Since they do not physically see or handle the cargo, some forwarders that move full-container-load, or FCL, boxes on behalf of shippers will require their underlying shippers to comply with the Verified Gross Mass rule under the Safety of Life at Sea Convention. The SOLAS rule, to take effect on July 1, requires the shipper on the carrier bill of lading to physically weigh the cargo using one of two methods and to provide a VGM document to the carrier whether electronically or in hard copy.
But in situations where the shipper is a forwarder that moves its customers’ FCL cargo under its own bill of lading, the forwarder typically has no physical contact with the containers or cargo and therefore must rely on the shipper to provide the VGM. Thus the FCL customer of a forwarder, even if it’s not the actual “shipper” officially required under SOLAS to supply the VGM, will still have to provide a VGM to the forwarder in order to enable the forwarder to move the container without incurring delays. It is likely that containers that arrive at terminals without a VGM will be delayed since they can’t be legally loaded until a VGM is somehow obtained.
“We will be requiring a valid VGM that is in compliance with the rules,” said Bill Rooney, vice president for trade management for North America at Kuehne & Nagel. “We will require customers to meet the requirement.”
That requirement — indeed the big change from existing, longstanding practice — is that the shipper physically weigh the cargo and provide a document, the VGM, verifying that that the cargo has been weighed using one of two methods and is signed by an individual representing the shipper company. “We are a carrier relative to our customer. We are an agent. We don’t actually load the cargo” except in cases of less-than-container-load cargo, which is a small minority of the ocean container freight handled by Kuehne & Nagel and the other major sea freight forwarders.

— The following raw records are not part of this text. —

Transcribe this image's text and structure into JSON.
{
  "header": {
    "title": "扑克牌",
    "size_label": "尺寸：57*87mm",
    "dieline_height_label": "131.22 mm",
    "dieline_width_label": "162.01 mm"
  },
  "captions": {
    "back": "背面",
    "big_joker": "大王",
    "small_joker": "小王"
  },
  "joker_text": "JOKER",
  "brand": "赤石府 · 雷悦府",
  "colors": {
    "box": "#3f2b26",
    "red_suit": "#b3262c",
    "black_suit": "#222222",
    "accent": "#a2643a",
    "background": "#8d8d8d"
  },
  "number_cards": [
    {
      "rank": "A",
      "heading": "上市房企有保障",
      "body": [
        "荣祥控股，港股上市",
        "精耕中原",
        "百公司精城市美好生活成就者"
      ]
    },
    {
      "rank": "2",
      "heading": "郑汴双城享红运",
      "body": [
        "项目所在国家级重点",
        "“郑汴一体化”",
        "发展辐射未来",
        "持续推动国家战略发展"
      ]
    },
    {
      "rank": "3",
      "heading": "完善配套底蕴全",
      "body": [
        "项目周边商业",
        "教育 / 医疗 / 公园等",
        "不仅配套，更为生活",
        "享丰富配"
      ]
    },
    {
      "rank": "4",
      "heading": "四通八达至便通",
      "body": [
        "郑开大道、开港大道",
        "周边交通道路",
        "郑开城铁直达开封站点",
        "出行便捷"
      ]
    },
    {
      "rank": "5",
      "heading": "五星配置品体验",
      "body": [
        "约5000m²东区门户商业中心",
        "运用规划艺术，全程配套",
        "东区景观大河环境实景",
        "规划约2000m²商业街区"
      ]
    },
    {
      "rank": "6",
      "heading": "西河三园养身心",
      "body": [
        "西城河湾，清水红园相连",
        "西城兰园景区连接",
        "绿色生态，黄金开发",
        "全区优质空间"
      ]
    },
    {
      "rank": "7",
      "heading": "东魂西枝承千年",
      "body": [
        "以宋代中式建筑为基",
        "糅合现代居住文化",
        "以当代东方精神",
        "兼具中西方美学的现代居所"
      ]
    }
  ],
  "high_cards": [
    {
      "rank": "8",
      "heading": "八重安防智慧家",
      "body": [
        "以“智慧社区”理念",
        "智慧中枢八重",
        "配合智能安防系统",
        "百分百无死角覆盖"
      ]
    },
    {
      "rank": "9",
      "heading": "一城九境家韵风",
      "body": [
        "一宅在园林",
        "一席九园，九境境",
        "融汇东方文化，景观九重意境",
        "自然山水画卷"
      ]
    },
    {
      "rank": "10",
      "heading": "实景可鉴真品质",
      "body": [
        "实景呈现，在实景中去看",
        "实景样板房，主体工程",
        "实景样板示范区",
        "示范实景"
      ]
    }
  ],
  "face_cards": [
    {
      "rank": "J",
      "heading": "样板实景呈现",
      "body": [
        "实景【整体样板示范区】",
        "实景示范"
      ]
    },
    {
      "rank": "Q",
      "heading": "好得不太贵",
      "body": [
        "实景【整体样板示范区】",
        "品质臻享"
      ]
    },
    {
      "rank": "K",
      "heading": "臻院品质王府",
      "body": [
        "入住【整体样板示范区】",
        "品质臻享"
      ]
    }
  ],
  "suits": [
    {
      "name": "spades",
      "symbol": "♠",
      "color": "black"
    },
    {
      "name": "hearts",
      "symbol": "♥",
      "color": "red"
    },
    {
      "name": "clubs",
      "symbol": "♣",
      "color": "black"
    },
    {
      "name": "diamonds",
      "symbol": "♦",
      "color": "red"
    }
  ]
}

The two methods are to weigh the fully loaded container, known as Method 1, or to weigh the contents of the container including any stowage and bracing materials and add that to the unladen weight, or tare weight, of the container printed on the outside of the box, which is known as Method 2.
Rooney said that with only three months remaining until the rule takes effect, there remains substantial confusion among shippers, particularly with respect to potential penalties for non-compliance and allowable tolerances from the stated VGM. A country-by-country breakdown of published national guidelines by the World Shipping Council has information from only 10 countries out of 162 SOLAS signatories that will be implementing the rule.
But at the same time, knowing that carriers are saying they cannot legally load containers unaccompanied by a VGM under SOLAS, shippers are, or need to be, preparing to be in compliance even if not everything is known about how individual origin countries will implement the rule. “We are telling our customers to proceed toward compliance,” Rooney said.